Plant-soil feedbacks contribute to coexistence when considering multispecies assemblages over a soil depth gradient.

Plant-soil feedbacks (PSFs) may determine plant-species coexistence. They may stabilize coexistence, but frequently destabilize it by increasing fitness differences between species. Most studies focus on pairwise models in greenhouses. Thus, whether PSFs favor or deter coexistence is still unclear, especially in multispecies field contexts. We analyzed pairwise and multispecies coexistence over a hydric gradient in a semiarid grassland. Using PSF strength estimates between 17 species, we measured stability and fitness differences between all species pairs, and built all possible multispecies communities to test computationally whether they were stabilized by PSFs. We analyzed whether coexistence probability diminishes with species richness, as previously hypothesized. Because PSFs change with environmental conditions, we investigated their contribution to overall diversity maintenance over the hydric gradient. Strong PSF increased fitness differences, hindering pairwise coexistence. As expected, the probability that an assemblage was stable diminished with its richness, with the largest stable community containing 12 of the 17 species.

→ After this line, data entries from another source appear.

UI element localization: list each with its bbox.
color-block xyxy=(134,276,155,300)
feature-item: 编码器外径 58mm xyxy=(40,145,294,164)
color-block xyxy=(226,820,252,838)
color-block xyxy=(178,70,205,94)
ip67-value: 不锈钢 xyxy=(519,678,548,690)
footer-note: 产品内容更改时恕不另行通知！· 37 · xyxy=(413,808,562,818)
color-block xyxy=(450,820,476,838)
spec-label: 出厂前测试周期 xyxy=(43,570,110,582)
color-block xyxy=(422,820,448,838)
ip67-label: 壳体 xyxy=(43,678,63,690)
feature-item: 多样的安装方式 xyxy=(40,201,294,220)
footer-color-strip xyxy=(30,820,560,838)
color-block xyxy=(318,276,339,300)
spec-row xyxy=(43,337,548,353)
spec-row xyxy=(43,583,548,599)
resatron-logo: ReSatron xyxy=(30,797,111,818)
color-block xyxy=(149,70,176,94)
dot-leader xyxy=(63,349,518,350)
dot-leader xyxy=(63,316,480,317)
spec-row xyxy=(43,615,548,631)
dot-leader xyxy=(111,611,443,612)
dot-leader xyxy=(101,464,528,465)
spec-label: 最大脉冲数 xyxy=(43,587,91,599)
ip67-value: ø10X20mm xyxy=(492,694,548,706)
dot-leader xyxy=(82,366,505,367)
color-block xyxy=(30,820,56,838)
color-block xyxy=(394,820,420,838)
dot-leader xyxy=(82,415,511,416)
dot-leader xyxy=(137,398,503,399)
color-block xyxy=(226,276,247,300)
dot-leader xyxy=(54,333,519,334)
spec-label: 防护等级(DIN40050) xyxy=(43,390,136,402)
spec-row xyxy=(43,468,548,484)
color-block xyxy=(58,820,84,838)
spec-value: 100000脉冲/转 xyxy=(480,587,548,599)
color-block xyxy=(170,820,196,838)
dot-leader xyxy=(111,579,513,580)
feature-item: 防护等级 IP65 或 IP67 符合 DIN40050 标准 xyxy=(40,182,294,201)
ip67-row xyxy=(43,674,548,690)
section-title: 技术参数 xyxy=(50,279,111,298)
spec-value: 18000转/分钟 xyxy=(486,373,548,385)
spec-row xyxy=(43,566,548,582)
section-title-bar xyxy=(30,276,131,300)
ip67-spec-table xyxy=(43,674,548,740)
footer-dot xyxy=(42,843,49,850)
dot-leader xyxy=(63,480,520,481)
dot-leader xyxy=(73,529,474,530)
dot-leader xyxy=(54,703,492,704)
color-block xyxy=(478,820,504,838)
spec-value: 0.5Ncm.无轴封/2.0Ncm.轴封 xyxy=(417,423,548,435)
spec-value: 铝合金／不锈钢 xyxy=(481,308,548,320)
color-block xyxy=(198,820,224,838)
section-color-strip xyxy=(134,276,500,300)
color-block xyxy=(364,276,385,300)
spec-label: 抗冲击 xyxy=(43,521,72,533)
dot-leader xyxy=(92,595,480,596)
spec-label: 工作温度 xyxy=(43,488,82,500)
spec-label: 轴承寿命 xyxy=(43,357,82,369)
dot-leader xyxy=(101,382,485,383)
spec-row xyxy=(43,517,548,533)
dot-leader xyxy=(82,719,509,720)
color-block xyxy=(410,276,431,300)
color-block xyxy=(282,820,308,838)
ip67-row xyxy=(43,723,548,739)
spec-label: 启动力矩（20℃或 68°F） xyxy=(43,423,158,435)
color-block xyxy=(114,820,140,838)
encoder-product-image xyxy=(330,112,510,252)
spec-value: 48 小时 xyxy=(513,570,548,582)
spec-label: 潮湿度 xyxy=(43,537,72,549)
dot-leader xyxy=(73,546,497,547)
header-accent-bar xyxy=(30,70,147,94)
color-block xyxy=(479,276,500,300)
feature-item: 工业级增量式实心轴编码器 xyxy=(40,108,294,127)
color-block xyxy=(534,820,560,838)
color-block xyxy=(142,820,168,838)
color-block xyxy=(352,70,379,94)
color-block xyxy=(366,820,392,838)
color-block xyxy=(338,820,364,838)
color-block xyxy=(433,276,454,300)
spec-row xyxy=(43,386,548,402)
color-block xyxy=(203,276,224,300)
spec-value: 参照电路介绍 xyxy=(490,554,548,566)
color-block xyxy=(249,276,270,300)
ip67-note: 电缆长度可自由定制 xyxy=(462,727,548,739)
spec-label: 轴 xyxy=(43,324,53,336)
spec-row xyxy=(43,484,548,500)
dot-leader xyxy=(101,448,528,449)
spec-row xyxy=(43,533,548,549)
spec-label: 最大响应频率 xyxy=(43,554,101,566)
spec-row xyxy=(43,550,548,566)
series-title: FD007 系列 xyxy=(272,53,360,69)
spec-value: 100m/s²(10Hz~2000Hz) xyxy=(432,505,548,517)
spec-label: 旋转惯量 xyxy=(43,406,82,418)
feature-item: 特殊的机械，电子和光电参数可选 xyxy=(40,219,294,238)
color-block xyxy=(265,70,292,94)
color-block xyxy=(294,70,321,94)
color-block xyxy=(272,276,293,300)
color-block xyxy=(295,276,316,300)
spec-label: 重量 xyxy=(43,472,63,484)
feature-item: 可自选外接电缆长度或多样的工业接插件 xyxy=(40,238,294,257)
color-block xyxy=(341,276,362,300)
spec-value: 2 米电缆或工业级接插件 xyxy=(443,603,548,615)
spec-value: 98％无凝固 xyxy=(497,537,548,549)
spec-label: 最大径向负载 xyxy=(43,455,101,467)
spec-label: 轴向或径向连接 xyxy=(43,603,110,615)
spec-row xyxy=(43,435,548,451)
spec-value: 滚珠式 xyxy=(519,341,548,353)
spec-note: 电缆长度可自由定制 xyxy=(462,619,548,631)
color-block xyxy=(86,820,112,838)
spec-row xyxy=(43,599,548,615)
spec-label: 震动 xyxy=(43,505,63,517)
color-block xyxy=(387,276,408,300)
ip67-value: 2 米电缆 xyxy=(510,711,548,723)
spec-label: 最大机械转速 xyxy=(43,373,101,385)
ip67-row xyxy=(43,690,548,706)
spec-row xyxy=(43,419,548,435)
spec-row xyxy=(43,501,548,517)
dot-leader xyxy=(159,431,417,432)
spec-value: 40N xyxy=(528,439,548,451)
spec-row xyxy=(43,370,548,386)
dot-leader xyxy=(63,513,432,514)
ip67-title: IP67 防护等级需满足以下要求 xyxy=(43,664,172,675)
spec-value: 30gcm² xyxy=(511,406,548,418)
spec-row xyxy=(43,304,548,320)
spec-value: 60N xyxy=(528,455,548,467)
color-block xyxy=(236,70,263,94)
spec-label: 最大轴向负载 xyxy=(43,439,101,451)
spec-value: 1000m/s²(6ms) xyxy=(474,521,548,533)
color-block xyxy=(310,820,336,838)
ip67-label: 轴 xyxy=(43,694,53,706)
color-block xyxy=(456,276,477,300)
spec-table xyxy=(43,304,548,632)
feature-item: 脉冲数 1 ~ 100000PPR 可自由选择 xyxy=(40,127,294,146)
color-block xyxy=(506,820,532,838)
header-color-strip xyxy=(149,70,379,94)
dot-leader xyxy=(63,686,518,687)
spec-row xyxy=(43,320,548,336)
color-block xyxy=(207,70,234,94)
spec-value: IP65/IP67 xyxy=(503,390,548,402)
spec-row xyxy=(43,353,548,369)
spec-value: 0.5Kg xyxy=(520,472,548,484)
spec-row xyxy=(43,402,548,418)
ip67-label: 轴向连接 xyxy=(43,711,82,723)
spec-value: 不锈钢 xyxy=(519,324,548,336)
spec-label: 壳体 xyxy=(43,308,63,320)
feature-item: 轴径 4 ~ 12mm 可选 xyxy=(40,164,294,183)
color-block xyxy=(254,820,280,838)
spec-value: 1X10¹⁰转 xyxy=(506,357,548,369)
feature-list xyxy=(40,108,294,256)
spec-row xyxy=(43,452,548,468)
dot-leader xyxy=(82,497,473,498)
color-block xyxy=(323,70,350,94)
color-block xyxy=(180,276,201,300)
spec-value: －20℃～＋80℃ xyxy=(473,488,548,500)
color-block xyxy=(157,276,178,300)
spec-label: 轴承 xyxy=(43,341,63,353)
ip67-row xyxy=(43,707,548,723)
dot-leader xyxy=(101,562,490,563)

However, all species coexisted with others in at least one assemblage, highlighting the importance of multispecies analyses. Positive PSFs promoted coexistence in pairwise analyses, but were associated with species-poor communities. Contrastingly, negative PSFs predominated in species-rich associations, perhaps due to indirect positive interactions (an "enemy of my enemy is my friend" scenario) that are known to maintain diversity in this grassland. Changes in the density of different species over the hydric gradient predicted from PSF-stabilized communities matched observations in nature. This seems to promote species turnover and thus coexistence along the gradient. As such, the interplay between environmental conditions and PSFs may be an important driver of diversity. Our results emphasize the need to move beyond pairwise coexistence models. In multispecies systems, crucial indirect interactions may arise. The interplay between environment and PSF under field conditions may provide important insights into coexistence in nature.